Todos os comentários

  1. Comentou em 06/03/2007 geleia geleiageral

    Eu também acho que devemos pedir a execução sumária daqueles filhos da alta classe brasiliense que mataram o índio queimado…devemos queimá-los em praça pública.

    Eu também gostaria de que fossem trucidados em campos de futebol, por leões e outras feras, todos aqueles cometeram crimes parecidos com os da Suzane Reichstofen. A forca é pouco para ela.

    Também acho que aquele governador do Rio deve ser executado na frente da Candelária, ante os aplausos de familiares, por ter implantado a gratificação faroeste, que levou policiais inescrupulosos a tirar a vida de centenas de inocentes em troca de maiores vencimentos.

    Da mesma forma, quando Caco Barcelos descobriu que havia 3.000 mortos pela Rota sem qualquer passagem pela polícia (o equivalente ao atentado 11 de Setembro), eu acho que todos os governadores de SP que compartilharam com isso também tinham que ser esfolados pelas ruas da capital…aplaudidos de pé, enquanto pedaços dos seus corpos ficassem pelo caminho.

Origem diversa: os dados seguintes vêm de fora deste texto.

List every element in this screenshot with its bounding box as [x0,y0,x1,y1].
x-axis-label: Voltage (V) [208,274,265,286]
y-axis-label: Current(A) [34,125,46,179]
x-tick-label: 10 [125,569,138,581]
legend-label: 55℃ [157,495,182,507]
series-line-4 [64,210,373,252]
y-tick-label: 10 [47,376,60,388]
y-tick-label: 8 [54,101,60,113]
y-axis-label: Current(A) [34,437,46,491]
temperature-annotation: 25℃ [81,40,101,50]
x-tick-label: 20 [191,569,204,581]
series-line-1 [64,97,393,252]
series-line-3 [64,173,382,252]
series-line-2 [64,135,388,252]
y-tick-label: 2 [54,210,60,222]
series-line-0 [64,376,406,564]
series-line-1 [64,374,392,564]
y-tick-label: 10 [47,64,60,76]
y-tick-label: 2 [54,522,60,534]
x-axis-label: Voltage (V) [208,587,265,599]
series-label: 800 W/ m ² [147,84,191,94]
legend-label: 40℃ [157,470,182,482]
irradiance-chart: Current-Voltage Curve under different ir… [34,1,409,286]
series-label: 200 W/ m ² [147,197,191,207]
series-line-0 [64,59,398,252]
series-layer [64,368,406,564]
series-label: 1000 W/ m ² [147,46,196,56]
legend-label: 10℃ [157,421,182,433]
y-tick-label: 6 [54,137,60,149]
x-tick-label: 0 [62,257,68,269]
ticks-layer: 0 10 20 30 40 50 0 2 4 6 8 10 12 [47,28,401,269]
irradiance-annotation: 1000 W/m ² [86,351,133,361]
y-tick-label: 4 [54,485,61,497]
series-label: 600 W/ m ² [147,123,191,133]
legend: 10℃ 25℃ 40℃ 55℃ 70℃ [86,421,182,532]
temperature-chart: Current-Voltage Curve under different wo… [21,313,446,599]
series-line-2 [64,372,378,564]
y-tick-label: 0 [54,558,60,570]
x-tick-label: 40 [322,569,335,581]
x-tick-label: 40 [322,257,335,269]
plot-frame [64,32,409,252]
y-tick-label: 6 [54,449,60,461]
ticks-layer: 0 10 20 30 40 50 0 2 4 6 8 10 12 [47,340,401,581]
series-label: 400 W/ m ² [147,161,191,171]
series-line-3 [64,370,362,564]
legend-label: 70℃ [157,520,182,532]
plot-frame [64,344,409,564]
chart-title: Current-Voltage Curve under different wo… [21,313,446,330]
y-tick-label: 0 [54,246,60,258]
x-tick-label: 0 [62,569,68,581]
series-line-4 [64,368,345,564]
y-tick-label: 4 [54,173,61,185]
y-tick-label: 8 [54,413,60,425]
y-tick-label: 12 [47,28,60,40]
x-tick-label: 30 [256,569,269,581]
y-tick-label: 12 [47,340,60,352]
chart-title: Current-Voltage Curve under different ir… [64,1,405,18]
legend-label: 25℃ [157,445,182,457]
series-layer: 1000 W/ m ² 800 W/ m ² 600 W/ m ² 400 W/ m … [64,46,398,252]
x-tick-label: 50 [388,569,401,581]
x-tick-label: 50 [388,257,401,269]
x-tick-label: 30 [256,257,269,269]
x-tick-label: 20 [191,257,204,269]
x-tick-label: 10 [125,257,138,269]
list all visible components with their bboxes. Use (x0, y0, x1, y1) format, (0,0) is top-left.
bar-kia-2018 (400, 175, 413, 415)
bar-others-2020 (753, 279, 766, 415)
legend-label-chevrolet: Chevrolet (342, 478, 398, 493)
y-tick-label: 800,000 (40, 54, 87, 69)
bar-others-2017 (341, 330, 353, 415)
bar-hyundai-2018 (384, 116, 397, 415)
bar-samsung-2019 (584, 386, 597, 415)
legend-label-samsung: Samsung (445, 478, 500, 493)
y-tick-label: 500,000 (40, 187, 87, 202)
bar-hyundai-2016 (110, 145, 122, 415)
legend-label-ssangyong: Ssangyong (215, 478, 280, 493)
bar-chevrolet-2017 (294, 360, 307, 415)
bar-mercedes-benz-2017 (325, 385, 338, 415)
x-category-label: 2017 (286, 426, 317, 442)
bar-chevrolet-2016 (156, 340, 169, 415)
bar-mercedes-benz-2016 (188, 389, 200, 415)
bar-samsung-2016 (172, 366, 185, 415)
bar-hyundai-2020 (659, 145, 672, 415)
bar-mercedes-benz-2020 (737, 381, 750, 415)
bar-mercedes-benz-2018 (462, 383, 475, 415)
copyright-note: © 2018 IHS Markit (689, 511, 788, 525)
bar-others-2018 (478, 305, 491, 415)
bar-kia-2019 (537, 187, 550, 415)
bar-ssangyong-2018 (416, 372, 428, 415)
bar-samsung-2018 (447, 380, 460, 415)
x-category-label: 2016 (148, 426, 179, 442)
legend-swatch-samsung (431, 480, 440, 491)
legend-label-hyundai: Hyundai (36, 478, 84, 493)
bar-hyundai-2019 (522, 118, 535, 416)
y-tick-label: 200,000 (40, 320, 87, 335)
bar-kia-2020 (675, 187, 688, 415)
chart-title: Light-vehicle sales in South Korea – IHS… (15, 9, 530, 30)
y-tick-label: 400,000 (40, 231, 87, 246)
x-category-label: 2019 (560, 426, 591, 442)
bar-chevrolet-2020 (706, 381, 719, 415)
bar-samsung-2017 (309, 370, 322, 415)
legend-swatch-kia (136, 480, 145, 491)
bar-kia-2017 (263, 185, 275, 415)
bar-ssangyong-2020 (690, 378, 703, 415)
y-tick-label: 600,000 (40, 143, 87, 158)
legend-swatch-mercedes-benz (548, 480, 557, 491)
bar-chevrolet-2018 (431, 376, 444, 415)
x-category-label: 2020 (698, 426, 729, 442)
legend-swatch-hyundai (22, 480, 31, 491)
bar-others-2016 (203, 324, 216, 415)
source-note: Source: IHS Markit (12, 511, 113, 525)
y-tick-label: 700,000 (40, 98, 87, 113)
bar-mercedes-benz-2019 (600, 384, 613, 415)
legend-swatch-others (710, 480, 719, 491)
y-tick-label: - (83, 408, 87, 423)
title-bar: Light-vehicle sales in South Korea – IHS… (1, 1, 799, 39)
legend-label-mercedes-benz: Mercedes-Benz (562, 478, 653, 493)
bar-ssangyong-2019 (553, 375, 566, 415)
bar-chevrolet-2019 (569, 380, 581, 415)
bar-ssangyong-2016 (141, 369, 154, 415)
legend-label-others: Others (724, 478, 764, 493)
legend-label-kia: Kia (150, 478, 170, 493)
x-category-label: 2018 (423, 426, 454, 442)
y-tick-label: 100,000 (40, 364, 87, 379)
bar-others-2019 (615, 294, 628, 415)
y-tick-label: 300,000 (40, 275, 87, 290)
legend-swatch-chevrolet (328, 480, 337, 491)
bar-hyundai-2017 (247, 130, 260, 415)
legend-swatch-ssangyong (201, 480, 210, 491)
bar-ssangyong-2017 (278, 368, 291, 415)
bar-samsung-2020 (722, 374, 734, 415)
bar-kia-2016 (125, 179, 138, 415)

    Observação o esquartejamento é uma outra solução para que a cidade não seja lavada com o sangue dos imundos.

    Eu acho justo que se pense nessas soluções. Pois até a barbárie tem que ser justa. E igualitária.

    Se é para pensar vamos para pensar. Sem medo.

    Eu topo discutir essas soluções. Quem topa? Tenho certeza que alguns nobres colegas, incluindo Dines, darão um passo atrás.

  2. Comentou em 06/03/2007 Adalberto Lana

    Esse Paulo Mora é um hipócrita (não censurem meu comentário)!!!